Breaking the financial barriers

The first challenge is designing community solar programs that are open to lower-income people who’ve largely been locked out of the option of installing solar on their own rooftops.

The National Renewable Energy Laboratory has estimated that about half of U.S. households aren’t suited for cost-effective rooftop solar, either because they’re renters or because their roofs aren’t a good match for solar panels due to shading, orientation or construction type. But according to Solstice Power Technologies, a Cambridge, Massachusetts–based company that works with solar developers to connect them to customers in disadvantaged communities, the true number is much higher, approaching four-fifths of all U.S. households.

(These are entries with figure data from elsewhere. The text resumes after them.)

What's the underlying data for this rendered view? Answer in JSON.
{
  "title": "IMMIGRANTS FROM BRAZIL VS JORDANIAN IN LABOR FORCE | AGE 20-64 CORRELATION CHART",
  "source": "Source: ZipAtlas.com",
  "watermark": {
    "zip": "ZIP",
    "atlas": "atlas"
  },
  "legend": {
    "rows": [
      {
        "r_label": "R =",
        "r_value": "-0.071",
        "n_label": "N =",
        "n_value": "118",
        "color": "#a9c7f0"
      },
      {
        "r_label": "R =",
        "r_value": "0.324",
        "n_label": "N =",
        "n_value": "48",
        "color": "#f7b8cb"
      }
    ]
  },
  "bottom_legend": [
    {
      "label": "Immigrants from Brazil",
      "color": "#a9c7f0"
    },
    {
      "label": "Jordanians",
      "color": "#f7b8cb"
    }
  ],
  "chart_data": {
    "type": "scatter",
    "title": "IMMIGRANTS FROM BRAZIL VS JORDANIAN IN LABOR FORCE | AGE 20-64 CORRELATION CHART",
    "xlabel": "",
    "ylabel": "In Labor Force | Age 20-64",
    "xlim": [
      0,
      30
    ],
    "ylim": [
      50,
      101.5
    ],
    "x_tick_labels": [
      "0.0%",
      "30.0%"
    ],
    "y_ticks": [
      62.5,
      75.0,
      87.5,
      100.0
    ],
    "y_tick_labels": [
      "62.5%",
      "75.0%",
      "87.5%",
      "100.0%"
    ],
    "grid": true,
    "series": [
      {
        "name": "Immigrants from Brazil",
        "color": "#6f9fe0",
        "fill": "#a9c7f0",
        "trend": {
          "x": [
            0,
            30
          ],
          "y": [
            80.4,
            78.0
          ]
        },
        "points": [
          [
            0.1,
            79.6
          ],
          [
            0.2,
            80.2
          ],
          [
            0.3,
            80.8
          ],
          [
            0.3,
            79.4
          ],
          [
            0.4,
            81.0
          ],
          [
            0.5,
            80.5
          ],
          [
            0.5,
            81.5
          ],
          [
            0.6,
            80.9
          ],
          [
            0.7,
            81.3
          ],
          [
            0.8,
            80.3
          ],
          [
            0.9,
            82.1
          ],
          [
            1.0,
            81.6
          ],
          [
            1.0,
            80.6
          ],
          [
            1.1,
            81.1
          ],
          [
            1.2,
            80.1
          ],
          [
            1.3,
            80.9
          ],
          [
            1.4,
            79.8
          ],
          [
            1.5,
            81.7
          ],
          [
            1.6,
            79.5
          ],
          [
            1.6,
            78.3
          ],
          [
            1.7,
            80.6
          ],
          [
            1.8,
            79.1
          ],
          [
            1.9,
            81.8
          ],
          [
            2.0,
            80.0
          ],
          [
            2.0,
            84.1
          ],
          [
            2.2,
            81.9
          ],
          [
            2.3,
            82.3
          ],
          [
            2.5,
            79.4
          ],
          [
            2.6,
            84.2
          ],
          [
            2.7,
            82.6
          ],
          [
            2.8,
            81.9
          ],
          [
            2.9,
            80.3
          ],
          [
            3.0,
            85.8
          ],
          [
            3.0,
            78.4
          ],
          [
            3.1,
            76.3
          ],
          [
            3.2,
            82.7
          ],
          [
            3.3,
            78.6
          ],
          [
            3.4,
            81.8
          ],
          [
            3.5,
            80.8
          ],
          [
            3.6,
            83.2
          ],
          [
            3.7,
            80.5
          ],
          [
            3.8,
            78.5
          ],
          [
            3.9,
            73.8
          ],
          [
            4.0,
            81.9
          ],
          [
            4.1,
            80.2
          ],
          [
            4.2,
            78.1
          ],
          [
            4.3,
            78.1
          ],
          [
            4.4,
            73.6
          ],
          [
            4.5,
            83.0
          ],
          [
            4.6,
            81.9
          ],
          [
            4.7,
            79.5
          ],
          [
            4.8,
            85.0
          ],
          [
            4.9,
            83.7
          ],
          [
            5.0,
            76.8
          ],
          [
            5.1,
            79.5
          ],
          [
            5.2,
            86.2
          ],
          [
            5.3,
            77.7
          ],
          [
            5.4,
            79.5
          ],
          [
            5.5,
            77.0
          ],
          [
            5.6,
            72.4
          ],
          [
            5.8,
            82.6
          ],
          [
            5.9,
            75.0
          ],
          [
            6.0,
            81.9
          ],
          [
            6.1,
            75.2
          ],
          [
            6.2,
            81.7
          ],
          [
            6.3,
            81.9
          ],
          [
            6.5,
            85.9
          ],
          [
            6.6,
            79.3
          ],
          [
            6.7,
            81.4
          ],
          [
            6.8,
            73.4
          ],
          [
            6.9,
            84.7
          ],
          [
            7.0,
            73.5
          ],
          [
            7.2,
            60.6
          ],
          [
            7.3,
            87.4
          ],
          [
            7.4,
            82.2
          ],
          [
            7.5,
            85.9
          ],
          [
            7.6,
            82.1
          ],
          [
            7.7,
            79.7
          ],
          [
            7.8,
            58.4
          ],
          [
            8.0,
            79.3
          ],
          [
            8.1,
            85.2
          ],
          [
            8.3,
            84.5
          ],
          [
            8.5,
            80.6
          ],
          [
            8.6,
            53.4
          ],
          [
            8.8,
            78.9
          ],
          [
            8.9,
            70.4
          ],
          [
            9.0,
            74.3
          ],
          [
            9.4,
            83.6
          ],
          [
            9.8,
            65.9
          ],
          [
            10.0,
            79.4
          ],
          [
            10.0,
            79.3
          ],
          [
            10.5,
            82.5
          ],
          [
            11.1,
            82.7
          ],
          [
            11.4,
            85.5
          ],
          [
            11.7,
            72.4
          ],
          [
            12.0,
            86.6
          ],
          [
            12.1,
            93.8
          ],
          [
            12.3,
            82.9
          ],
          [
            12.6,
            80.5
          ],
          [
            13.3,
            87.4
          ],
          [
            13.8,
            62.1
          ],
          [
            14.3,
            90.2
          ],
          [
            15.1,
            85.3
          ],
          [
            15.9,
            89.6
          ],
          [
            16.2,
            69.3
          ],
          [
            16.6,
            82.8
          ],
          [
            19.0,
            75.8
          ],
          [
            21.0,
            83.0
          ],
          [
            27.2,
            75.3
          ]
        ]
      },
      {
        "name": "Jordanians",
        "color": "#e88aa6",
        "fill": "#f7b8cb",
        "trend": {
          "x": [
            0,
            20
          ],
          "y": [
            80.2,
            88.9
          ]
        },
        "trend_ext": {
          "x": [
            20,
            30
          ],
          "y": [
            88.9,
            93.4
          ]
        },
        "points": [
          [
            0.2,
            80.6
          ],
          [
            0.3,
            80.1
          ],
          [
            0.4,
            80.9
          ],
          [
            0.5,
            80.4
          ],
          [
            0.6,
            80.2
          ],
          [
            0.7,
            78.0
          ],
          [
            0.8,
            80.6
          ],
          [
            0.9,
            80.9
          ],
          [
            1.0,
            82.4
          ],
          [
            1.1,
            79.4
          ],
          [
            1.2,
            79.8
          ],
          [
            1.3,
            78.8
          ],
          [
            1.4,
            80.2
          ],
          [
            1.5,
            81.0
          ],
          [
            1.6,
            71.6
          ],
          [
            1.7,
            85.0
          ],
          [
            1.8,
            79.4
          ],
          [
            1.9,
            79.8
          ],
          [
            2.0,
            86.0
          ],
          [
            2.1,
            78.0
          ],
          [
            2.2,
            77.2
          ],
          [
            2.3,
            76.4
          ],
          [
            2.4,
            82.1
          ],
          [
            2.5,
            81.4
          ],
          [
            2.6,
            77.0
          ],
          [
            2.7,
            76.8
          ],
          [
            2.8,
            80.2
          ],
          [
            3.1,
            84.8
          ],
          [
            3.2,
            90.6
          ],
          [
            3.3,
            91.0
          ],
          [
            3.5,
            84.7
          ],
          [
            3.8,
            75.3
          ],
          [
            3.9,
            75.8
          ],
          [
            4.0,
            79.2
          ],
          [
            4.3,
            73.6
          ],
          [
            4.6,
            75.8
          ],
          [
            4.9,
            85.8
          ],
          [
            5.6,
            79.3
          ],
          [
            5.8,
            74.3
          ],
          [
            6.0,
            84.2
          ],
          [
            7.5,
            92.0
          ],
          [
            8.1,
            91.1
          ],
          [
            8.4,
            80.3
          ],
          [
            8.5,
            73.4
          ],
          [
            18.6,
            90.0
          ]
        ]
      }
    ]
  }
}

That’s because the biggest factor barring households from getting rooftop solar is that they can’t afford it — or, more precisely, they lack the debt-to-income ratios or high credit ratings to meet borrowing criteria for most solar installers and lenders. A significant number of U.S. households earn less than $50,000 per year, but only 14 percent of the country’s rooftop solar owners come from this group. For the 40 percent of households that earn less than $40,000 a year, rooftop solar ownership is even rarer — only 5 percent of solar owners fall into this category.

Solstice co-founder and COO Sandhya Murali noted that some of the same income and credit barriers to rooftop solar access have plagued community solar. When Solstice launched six years ago, ​“the community-solar products looked like rooftop-solar products,” she said. ​“You needed to sign a 20-year contract; you needed a really high FICO score to participate; there were sometimes four-digit cancellation fees.”

While things are improving on that front, community solar developers still have trouble getting financiers to back projects that are targeting lower-income customers and customers with poor credit scores, she said.

Solstice is working with its Solstice Initiative nonprofit arm on an alternative for the nearly half of Americans who either lack a credit score or have one in the subprime range. It’s called an EnergyScore, and it tracks not only credit history but also a customer’s history of paying their utility bills. Studies have shown that utility-bill history is an effective proxy for how likely customers are to stay current on their solar payments, and similar metrics are being used by solar developers such as PosiGen and some state and local green banks. While Solstice hasn’t yet put the EnergyScore to use with its community-solar developer partners, it’s hoping to start using it soon, Murali said.

“Financing can always be a barrier,” she said. ​“If there are restrictions placed on the projects where they require a FICO credit requirement, or they require a certain offtake mix” of subscribers like commercial entities that limits participation from low or moderate-income customers, ​“that’s kind of defeating what we want to achieve in making community solar the most affordable and accessible form of solar out there.”

To overcome that, ​“financiers have to change how they think about the risk of these projects,” she said.

Lifting the energy burden

Opening the door to lower-income community subscribers is just the first step, Steele said. For the Biden administration to hit its target of $1 billion in savings from community solar, savings for individual subscribers will have to fall from a current average of 10 percent compared to standard utility bills today to closer to 20 percent. Savings of about 20 percent on electrical bills are typical for people who have rooftop solar systems in states with supportive net-metering policies.

State governments create the rules and regulations for community solar within their borders, and no two states have precisely the same approach. NREL reports that 22 states and Washington, D.C. have policies that support community solar, but the majority of the sector’s growth has come in a handful of states, including Colorado, Maryland, Massachusetts and New York.